Olivier Saudan

©BBL - Magali Koenig
  • VOIR LA GALERIE
Olivier Saudan
Carte Blanche

Twice a year, the Bejart Ballet Lausanne invites a Swiss artist to create its own art project in line with the company during the rehearsals in its studios.

 

Oliver Saudan, so far yet so close to dance

The movement is somewhere else, out of his visual field. On top of that, his motion is out of frame, in a space where he can create his own magic.  To embody it. To repeat it. To fasten it with the required precision and control. Even the dancers are elsewhere in Oliver Saudan’s series. However, their presence embrace the painted space, lodged in the shadows of life. Their objects, so familiar, are absorbed into the mundane, the daily landscapes. A ring. A water bottle. A pair of gloves. A letter…maybe a love letter. True to his reading of the world through the contour of things, he holds onto a figure which can’t be revealed nor explained—it can only to be traced inwardly, timelessly. The choice made by the Morges resident, winner of Sandoz Price in 2007, seems bold! Subjectifying dance without letting it intervene? Without letting it follow its multiplying movements? Without any trace of a motion? Yet, as we get to the roots of the original vibrations and listen to the slightest pulse on his field—a human aggregate subliming the universe – we come across it.

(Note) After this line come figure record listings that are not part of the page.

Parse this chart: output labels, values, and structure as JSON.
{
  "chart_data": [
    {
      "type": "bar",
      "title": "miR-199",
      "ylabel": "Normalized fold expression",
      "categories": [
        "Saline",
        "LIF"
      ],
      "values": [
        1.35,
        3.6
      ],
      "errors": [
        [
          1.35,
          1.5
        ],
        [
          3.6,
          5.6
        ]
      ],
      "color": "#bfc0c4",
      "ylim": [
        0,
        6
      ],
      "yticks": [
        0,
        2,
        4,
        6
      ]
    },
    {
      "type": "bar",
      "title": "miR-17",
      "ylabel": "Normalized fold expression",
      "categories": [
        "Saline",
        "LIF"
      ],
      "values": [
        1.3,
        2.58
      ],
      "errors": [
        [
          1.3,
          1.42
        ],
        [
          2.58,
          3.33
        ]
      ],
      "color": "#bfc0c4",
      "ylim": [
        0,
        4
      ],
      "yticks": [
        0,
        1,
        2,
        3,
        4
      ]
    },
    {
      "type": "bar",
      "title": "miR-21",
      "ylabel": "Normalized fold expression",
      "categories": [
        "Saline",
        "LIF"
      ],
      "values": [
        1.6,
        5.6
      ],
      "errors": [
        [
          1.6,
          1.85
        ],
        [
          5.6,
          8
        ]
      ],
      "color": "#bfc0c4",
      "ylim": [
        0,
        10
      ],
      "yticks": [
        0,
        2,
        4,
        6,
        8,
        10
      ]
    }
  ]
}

« Often, we feel sucked in by our need for perfection and absolute harmony. Besides acknowledging the physical violence dancers have to deal with, I need to be there, I need to get even closer. The same way, I have a better understanding for where Bowie comes from when he drove to my workshop in his old Volvo, dressed with ragged jeans, only to be met with my wood engraving chatter. How can I put it? It’s almost a moment of intimate grace—much like reaching into your pocket, where lays the same coin, the same medal, the same lucky charm…and touch what is most essential. » Dance also reaches into the essence of things.

Olivier Saudan has met and embodied this art form! To the point where his rebellious adolescent self desired to chart his own path in it. Freshly offloaded in Lausanne, life brought him to Maurice Béjart as a stowaway.  Every time, the story evolves, every time, the being comes to life. Carried away. Enchanted. Transcended.

Life is offering him a return to the world of dance and luck has nothing to do with it. Passions are reignited and new layers are added to his work—acting as a link between the past and the present. This time around, it will be human, the same way his relationship to dance has always been. The Morgien invites us into his painted choreography and carries us as we chase the intimate movements of life. Why should we reproduce or reinterpret what has already been done? « I feel like I stole the dancer’s objects and a part of his being through the paint’s veil. I made a real novel out of it. »

Finally, Olivier Saudan was able to get closer to the pulsating heart of dance by moving away from the exegesis. Objects, reassuring fetishes, all show individual trajectories falling within a group movement. It’s all about the sacredness of things, the beings and the references they draw. Like dance!